直到最近,复杂碎裂心房电图(CFAE)消融仍被认为耗时且具有挑战性,尤其是对于缺乏经验的术者而言。此外,基于房颤(AF)中CFAE检测的基质消融结果差异很大,主要是因为术者对电图的主观视觉分析,以及难以区分真正参与房颤持续的CFAE与其他CFAE。三维标测系统(CARTO®算法)提供的自动检测可能有所帮助,但选择性不足,绘制的CFAE区域过大。我们试图证明一种新的CFAE算法设置具有更好的选择性,以便更好地区分真正参与房颤持续的CFAE与其他CFAE。32例患者(年龄60.4±12.7岁),包括阵发性房颤(PAF,n = 3例)、持续性房颤(PeAF,n = 16例)或长期持续性房颤(LSPeAF,n = 13例),房颤病史为56±65个月,接受了基于视觉分析的CFAE消融。
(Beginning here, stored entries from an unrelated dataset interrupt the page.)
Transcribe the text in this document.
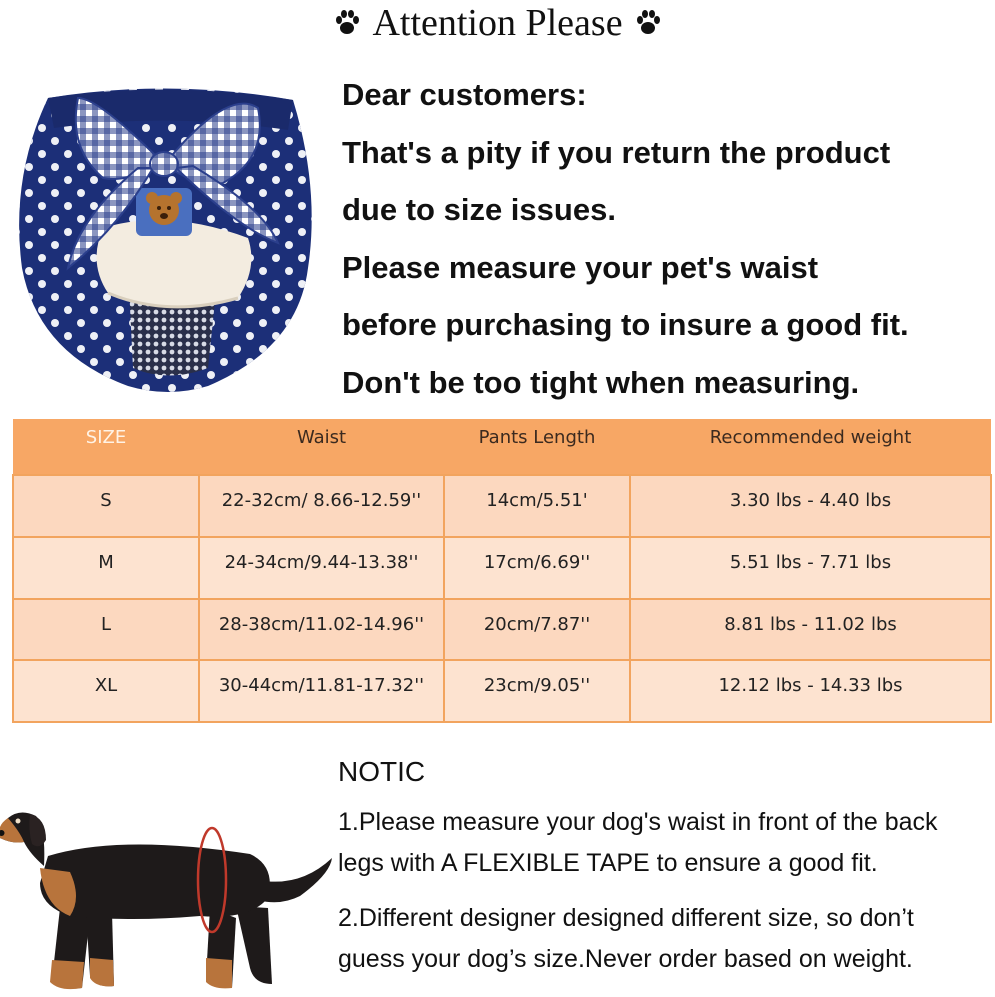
Attention Please
Dear customers:
That's a pity if you return the product
due to size issues.
Please measure your pet's waist
before purchasing to insure a good fit.
Don't be too tight when measuring.
SIZE	Waist	Pants Length	Recommended weight
S	22-32cm/ 8.66-12.59''	14cm/5.51'	3.30 lbs - 4.40 lbs
M	24-34cm/9.44-13.38''	17cm/6.69''	5.51 lbs - 7.71 lbs
L	28-38cm/11.02-14.96''	20cm/7.87''	8.81 lbs - 11.02 lbs
XL	30-44cm/11.81-17.32''	23cm/9.05''	12.12 lbs - 14.33 lbs
NOTIC
1.Please measure your dog's waist in front of the back
legs with A FLEXIBLE TAPE to ensure a good fit.
2.Different designer designed different size, so don’t
guess your dog’s size.Never order based on weight.
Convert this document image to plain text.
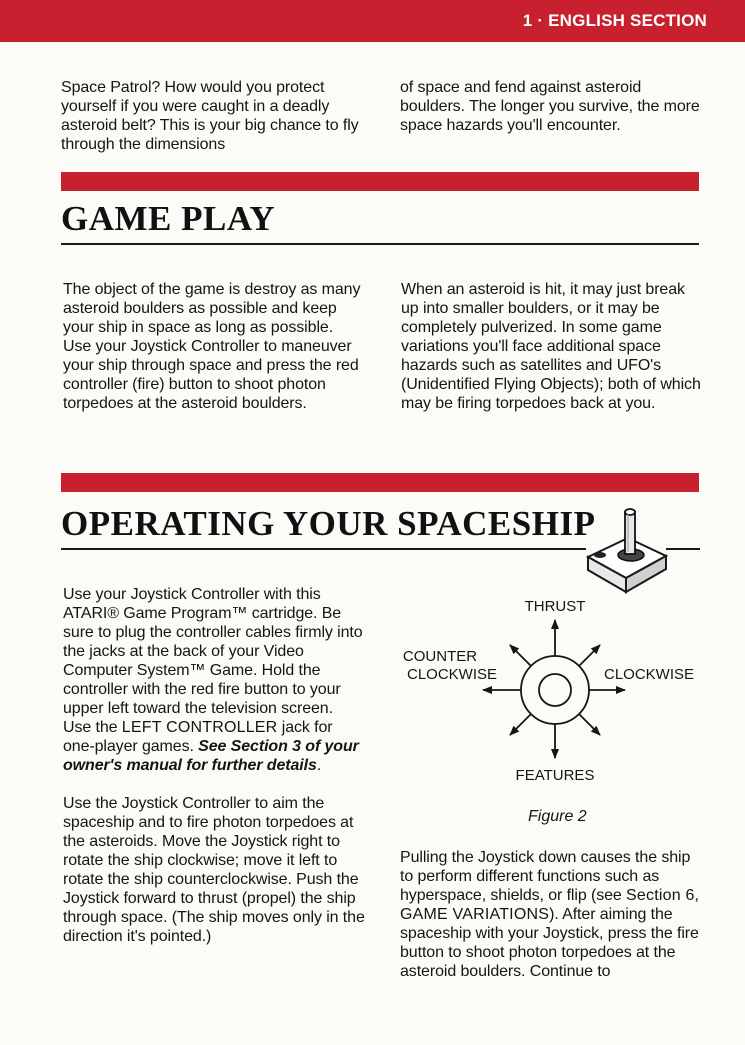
1 · ENGLISH SECTION

Space Patrol? How would you protect yourself if you were caught in a deadly asteroid belt? This is your big chance to fly through the dimensions

of space and fend against asteroid boulders. The longer you survive, the more space hazards you'll encounter.

GAME PLAY

The object of the game is destroy as many asteroid boulders as possible and keep your ship in space as long as possible. Use your Joystick Controller to maneuver your ship through space and press the red controller (fire) button to shoot photon torpedoes at the asteroid boulders.

When an asteroid is hit, it may just break up into smaller boulders, or it may be completely pulverized. In some game variations you'll face additional space hazards such as satellites and UFO's (Unidentified Flying Objects); both of which may be firing torpedoes back at you.

OPERATING YOUR SPACESHIP

Use your Joystick Controller with this ATARI® Game Program™ cartridge. Be sure to plug the controller cables firmly into the jacks at the back of your Video Computer System™ Game. Hold the controller with the red fire button to your upper left toward the television screen. Use the LEFT CONTROLLER jack for one-player games. See Section 3 of your owner's manual for further details.

Use the Joystick Controller to aim the spaceship and to fire photon torpedoes at the asteroids. Move the Joystick right to rotate the ship clockwise; move it left to rotate the ship counterclockwise. Push the Joystick forward to thrust (propel) the ship through space. (The ship moves only in the direction it's pointed.)

THRUST
COUNTER
CLOCKWISE	CLOCKWISE
FEATURES
Figure 2

Pulling the Joystick down causes the ship to perform different functions such as hyperspace, shields, or flip (see Section 6, GAME VARIATIONS). After aiming the spaceship with your Joystick, press the fire button to shoot photon torpedoes at the asteroid boulders. Continue to
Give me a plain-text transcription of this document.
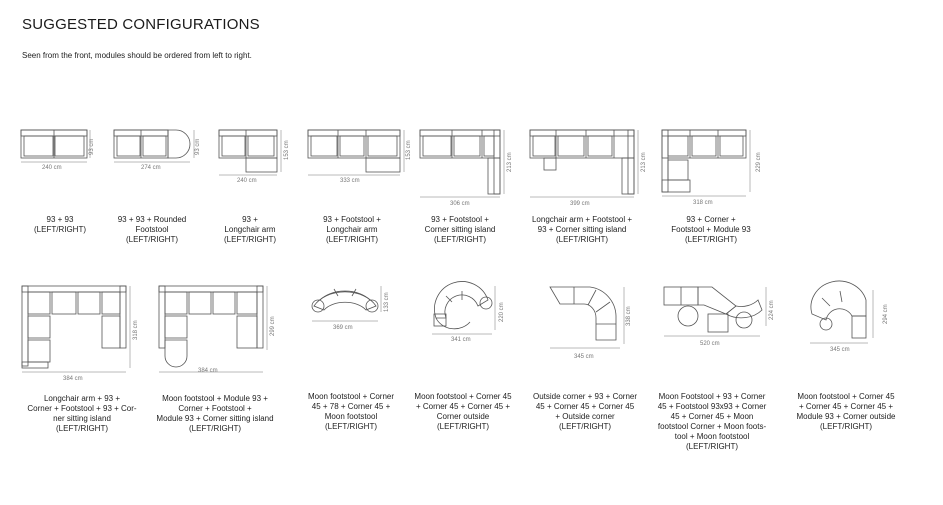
SUGGESTED CONFIGURATIONS
Seen from the front, modules should be ordered from left to right.
240 cm
93 cm
93 + 93
(LEFT/RIGHT)
274 cm
93 cm
93 + 93 + Rounded
Footstool
(LEFT/RIGHT)
240 cm
153 cm
93 +
Longchair arm
(LEFT/RIGHT)
333 cm
153 cm
93 + Footstool +
Longchair arm
(LEFT/RIGHT)
306 cm
213 cm
93 + Footstool +
Corner sitting island
(LEFT/RIGHT)
399 cm
213 cm
Longchair arm + Footstool +
93 + Corner sitting island
(LEFT/RIGHT)
318 cm
229 cm
93 + Corner +
Footstool + Module 93
(LEFT/RIGHT)
384 cm
318 cm
Longchair arm + 93 +
Corner + Footstool + 93 + Cor-
ner sitting island
(LEFT/RIGHT)
384 cm
299 cm
Moon footstool + Module 93 +
Corner + Footstool +
Module 93 + Corner sitting island
(LEFT/RIGHT)
369 cm
133 cm
Moon footstool + Corner
45 + 78 + Corner 45 +
Moon footstool
(LEFT/RIGHT)
341 cm
220 cm
Moon footstool + Corner 45
+ Corner 45 + Corner 45 +
Corner outside
(LEFT/RIGHT)
345 cm
338 cm
Outside corner + 93 + Corner
45 + Corner 45 + Corner 45
+ Outside corner
(LEFT/RIGHT)
520 cm
224 cm
Moon Footstool + 93 + Corner
45 + Footstool 93x93 + Corner
45 + Corner 45 + Moon
footstool Corner + Moon foots-
tool + Moon footstool
(LEFT/RIGHT)
345 cm
294 cm
Moon footstool + Corner 45
+ Corner 45 + Corner 45 +
Module 93 + Corner outside
(LEFT/RIGHT)
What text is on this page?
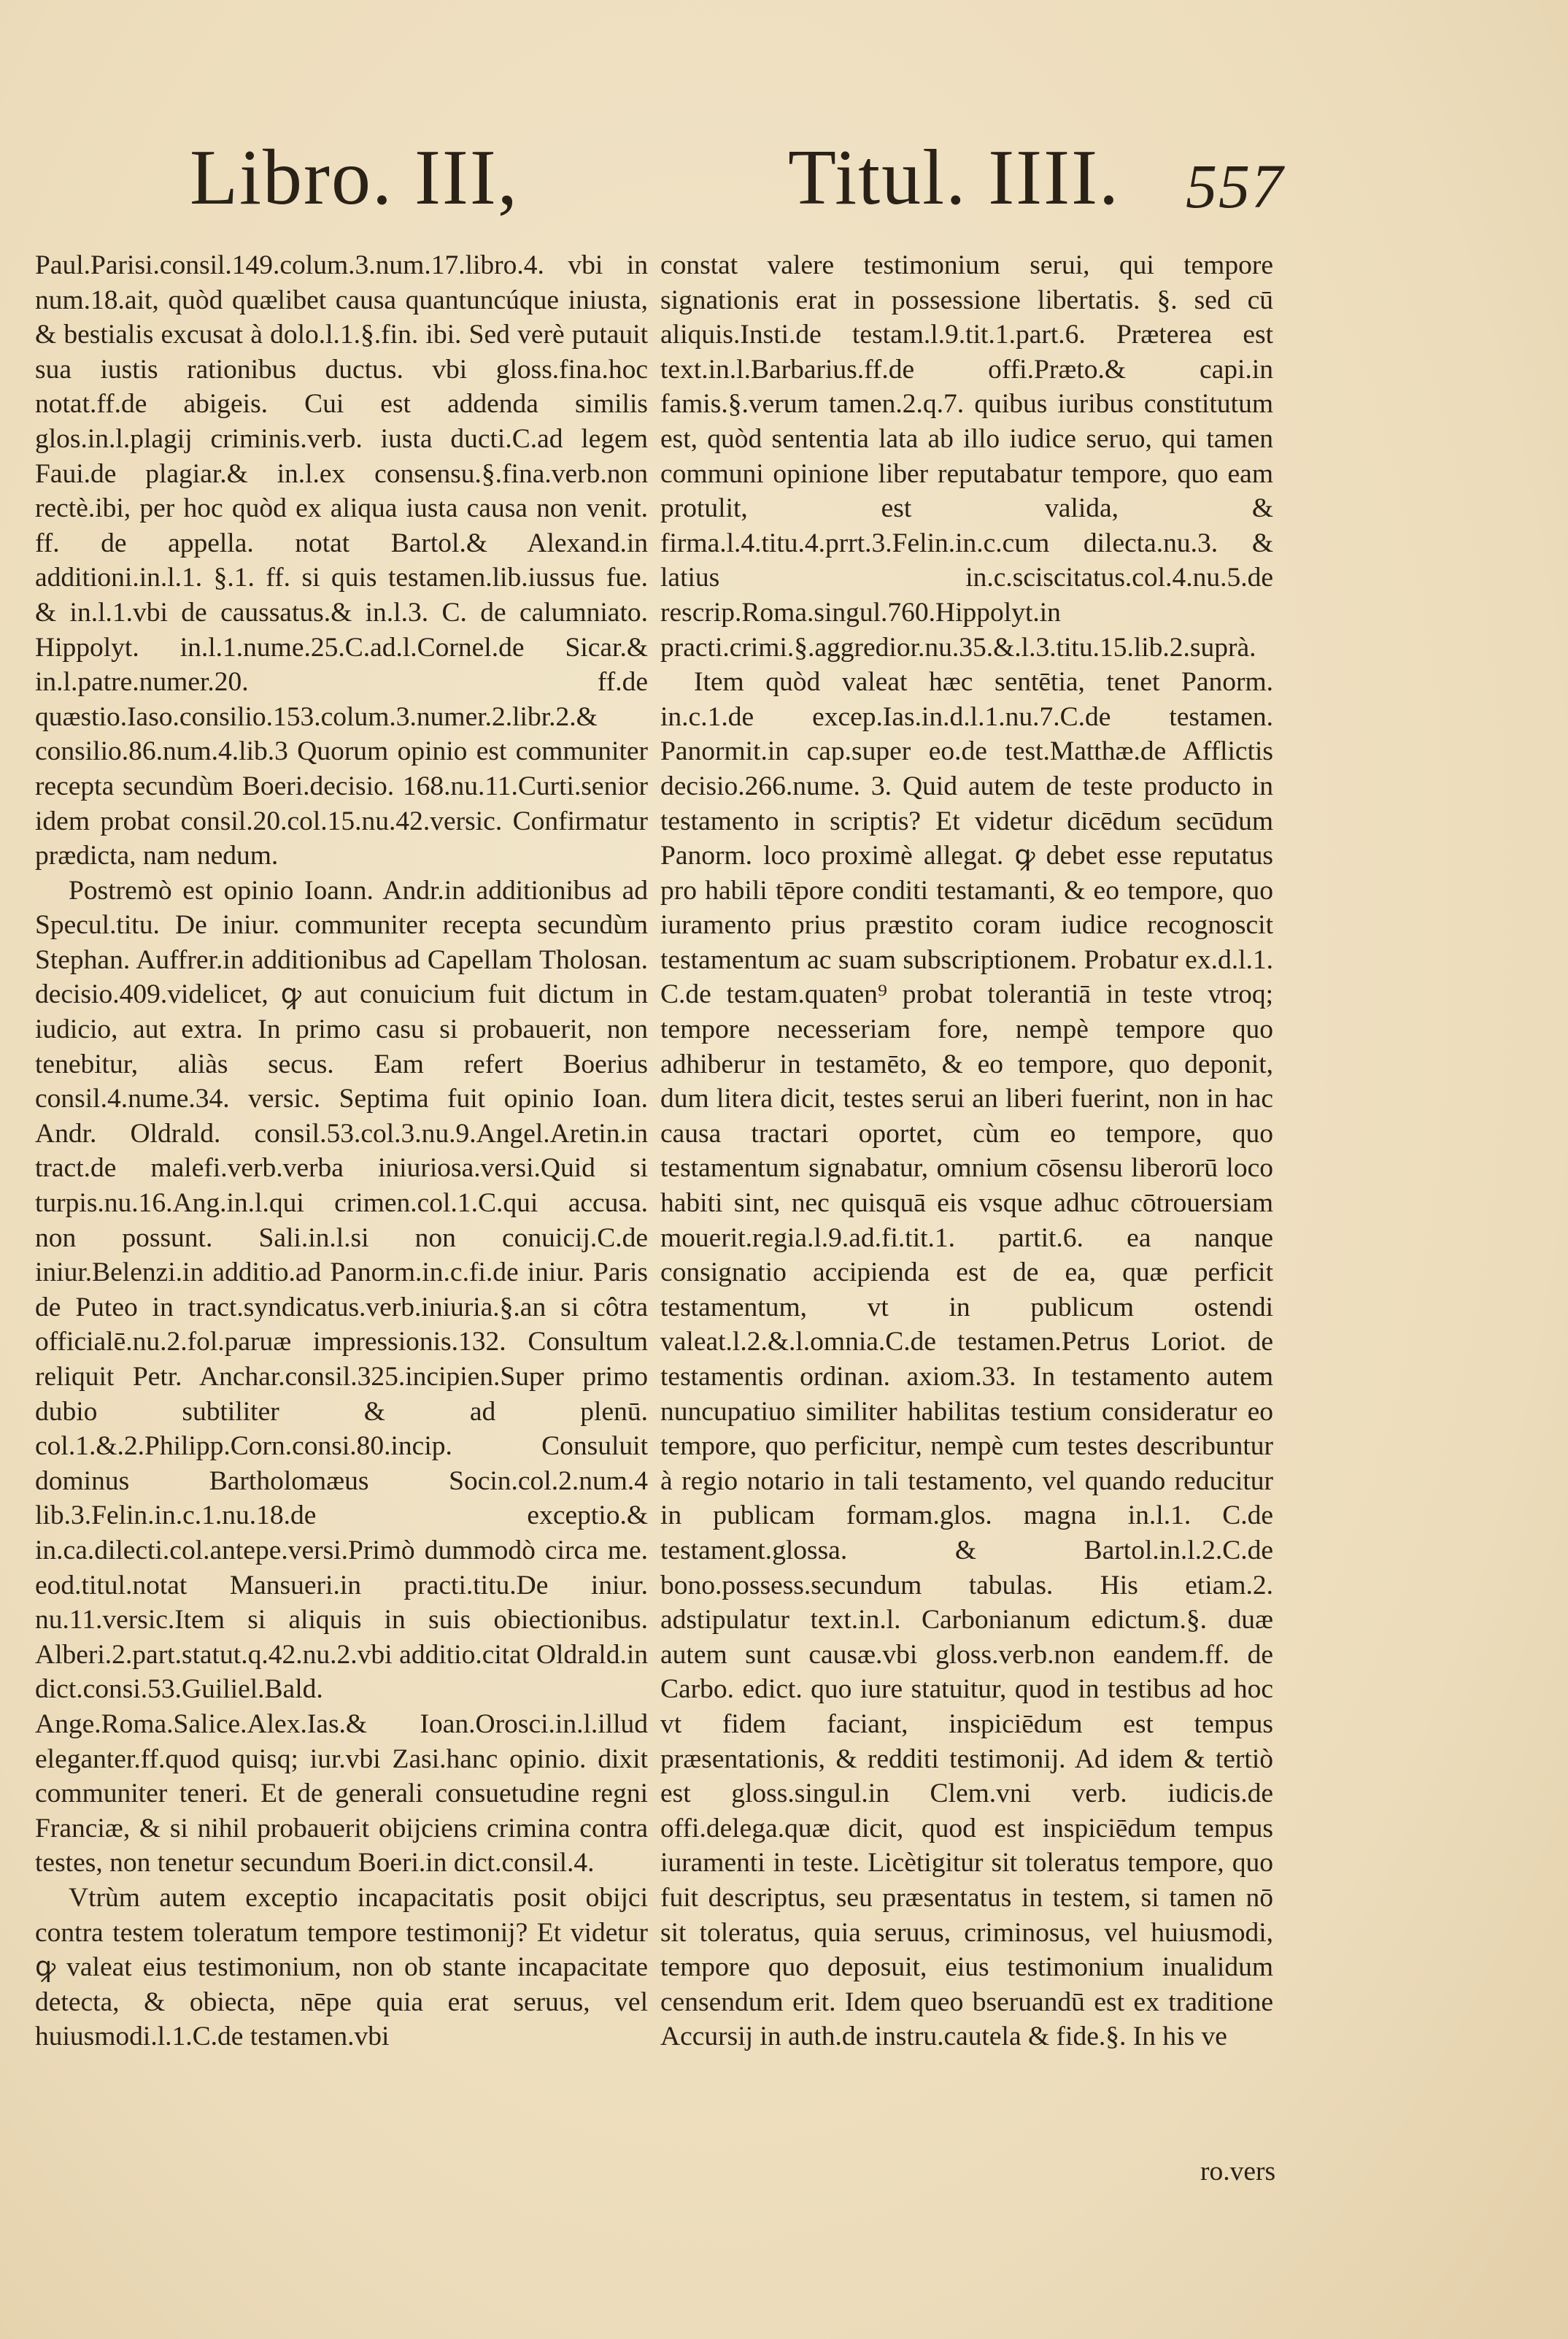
Libro. III,	Titul. IIII. 557

Paul.Parisi.consil.149.colum.3.num.17.libro.4. vbi in num.18.ait, quòd quælibet causa quantuncúque iniusta, & bestialis excusat à dolo.l.1.§.fin. ibi. Sed verè putauit sua iustis rationibus ductus. vbi gloss.fina.hoc notat.ff.de abigeis. Cui est addenda similis glos.in.l.plagij criminis.verb. iusta ducti.C.ad legem Faui.de plagiar.& in.l.ex consensu.§.fina.verb.non rectè.ibi, per hoc quòd ex aliqua iusta causa non venit. ff. de appella. notat Bartol.& Alexand.in additioni.in.l.1. §.1. ff. si quis testamen.lib.iussus fue. & in.l.1.vbi de caussatus.& in.l.3. C. de calumniato. Hippolyt. in.l.1.nume.25.C.ad.l.Cornel.de Sicar.& in.l.patre.numer.20. ff.de quæstio.Iaso.consilio.153.colum.3.numer.2.libr.2.& consilio.86.num.4.lib.3 Quorum opinio est communiter recepta secundùm Boeri.decisio. 168.nu.11.Curti.senior idem probat consil.20.col.15.nu.42.versic. Confirmatur prædicta, nam nedum.

Postremò est opinio Ioann. Andr.in additionibus ad Specul.titu. De iniur. communiter recepta secundùm Stephan. Auffrer.in additionibus ad Capellam Tholosan. decisio.409.videlicet, ꝙ aut conuicium fuit dictum in iudicio, aut extra. In primo casu si probauerit, non tenebitur, aliàs secus. Eam refert Boerius consil.4.nume.34. versic. Septima fuit opinio Ioan. Andr. Oldrald. consil.53.col.3.nu.9.Angel.Aretin.in tract.de malefi.verb.verba iniuriosa.versi.Quid si turpis.nu.16.Ang.in.l.qui crimen.col.1.C.qui accusa. non possunt. Sali.in.l.si non conuicij.C.de iniur.Belenzi.in additio.ad Panorm.in.c.fi.de iniur. Paris de Puteo in tract.syndicatus.verb.iniuria.§.an si côtra officialē.nu.2.fol.paruæ impressionis.132. Consultum reliquit Petr. Anchar.consil.325.incipien.Super primo dubio subtiliter & ad plenū. col.1.&.2.Philipp.Corn.consi.80.incip. Consuluit dominus Bartholomæus Socin.col.2.num.4 lib.3.Felin.in.c.1.nu.18.de exceptio.& in.ca.dilecti.col.antepe.versi.Primò dummodò circa me. eod.titul.notat Mansueri.in practi.titu.De iniur. nu.11.versic.Item si aliquis in suis obiectionibus. Alberi.2.part.statut.q.42.nu.2.vbi additio.citat Oldrald.in dict.consi.53.Guiliel.Bald. Ange.Roma.Salice.Alex.Ias.& Ioan.Orosci.in.l.illud eleganter.ff.quod quisq; iur.vbi Zasi.hanc opinio. dixit communiter teneri. Et de generali consuetudine regni Franciæ, & si nihil probauerit obijciens crimina contra testes, non tenetur secundum Boeri.in dict.consil.4.

Vtrùm autem exceptio incapacitatis posit obijci contra testem toleratum tempore testimonij? Et videtur ꝙ valeat eius testimonium, non ob stante incapacitate detecta, & obiecta, nēpe quia erat seruus, vel huiusmodi.l.1.C.de testamen.vbi

constat valere testimonium serui, qui tempore signationis erat in possessione libertatis. §. sed cū aliquis.Insti.de testam.l.9.tit.1.part.6. Præterea est text.in.l.Barbarius.ff.de offi.Præto.& capi.in famis.§.verum tamen.2.q.7. quibus iuribus constitutum est, quòd sententia lata ab illo iudice seruo, qui tamen communi opinione liber reputabatur tempore, quo eam protulit, est valida, & firma.l.4.titu.4.prrt.3.Felin.in.c.cum dilecta.nu.3. & latius in.c.sciscitatus.col.4.nu.5.de rescrip.Roma.singul.760.Hippolyt.in practi.crimi.§.aggredior.nu.35.&.l.3.titu.15.lib.2.suprà.

Item quòd valeat hæc sentētia, tenet Panorm. in.c.1.de excep.Ias.in.d.l.1.nu.7.C.de testamen. Panormit.in cap.super eo.de test.Matthæ.de Afflictis decisio.266.nume. 3. Quid autem de teste producto in testamento in scriptis? Et videtur dicēdum secūdum Panorm. loco proximè allegat. ꝙ debet esse reputatus pro habili tēpore conditi testamanti, & eo tempore, quo iuramento prius præstito coram iudice recognoscit testamentum ac suam subscriptionem. Probatur ex.d.l.1. C.de testam.quaten⁹ probat tolerantiā in teste vtroq; tempore necesseriam fore, nempè tempore quo adhiberur in testamēto, & eo tempore, quo deponit, dum litera dicit, testes serui an liberi fuerint, non in hac causa tractari oportet, cùm eo tempore, quo testamentum signabatur, omnium cōsensu liberorū loco habiti sint, nec quisquā eis vsque adhuc cōtrouersiam mouerit.regia.l.9.ad.fi.tit.1. partit.6. ea nanque consignatio accipienda est de ea, quæ perficit testamentum, vt in publicum ostendi valeat.l.2.&.l.omnia.C.de testamen.Petrus Loriot. de testamentis ordinan. axiom.33. In testamento autem nuncupatiuo similiter habilitas testium consideratur eo tempore, quo perficitur, nempè cum testes describuntur à regio notario in tali testamento, vel quando reducitur in publicam formam.glos. magna in.l.1. C.de testament.glossa. & Bartol.in.l.2.C.de bono.possess.secundum tabulas. His etiam.2. adstipulatur text.in.l. Carbonianum edictum.§. duæ autem sunt causæ.vbi gloss.verb.non eandem.ff. de Carbo. edict. quo iure statuitur, quod in testibus ad hoc vt fidem faciant, inspiciēdum est tempus præsentationis, & redditi testimonij. Ad idem & tertiò est gloss.singul.in Clem.vni verb. iudicis.de offi.delega.quæ dicit, quod est inspiciēdum tempus iuramenti in teste. Licètigitur sit toleratus tempore, quo fuit descriptus, seu præsentatus in testem, si tamen nō sit toleratus, quia seruus, criminosus, vel huiusmodi, tempore quo deposuit, eius testimonium inualidum censendum erit. Idem queo bseruandū est ex traditione Accursij in auth.de instru.cautela & fide.§. In his ve

ro.vers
消融前,使用CARTO®最短复合间期(SCI)算法进行左心房CFAE标测,并在消融后用两种不同设置重新分析:标称设置(SCI 60 - 120ms/0.05 - 0.15mV)与定制设置(SCI 30 - 40ms/0.04 - 0.15mV)。分别测量两种设置自动检测到的CFAE区域(CFAE - CARTO®区域)。由于术者对CFAE的选择经验使房颤终止率较高(93.7%),因此消融CFAE的决定仅基于术者的电图视觉分析作为参考。这些绘制的消融点构成了参与房颤持续的参考CFAE区域(消融点 = 60mm),从而能够比较之前两种自动标测图的选择性。采用定制的CARTO® SCI设置时,我们观察到CARTO®检测到的CFAE区域(CFAE - CARTO®区域)以及非CFAE CARTO®区域内消融的CFAE面积显著减少(分别为30.6±20.5cm² 与68.8±24.5cm²,p < 0.0001;以及1.86±1.82% 与3±3%,p = 0.003)。此外,定制设置下消融面积/检测到的CFAE - CARTO®区域的比例更高(38.2±19.6% 与20.4±17.5%,p = 0.008)。这种新的定制CFAE算法设置比标称设置具有显著更高的选择性,并且能够更真实地自动检测到真正参与房颤持续的CFAE,类似于经验丰富的术者进行的高效电图视觉分析。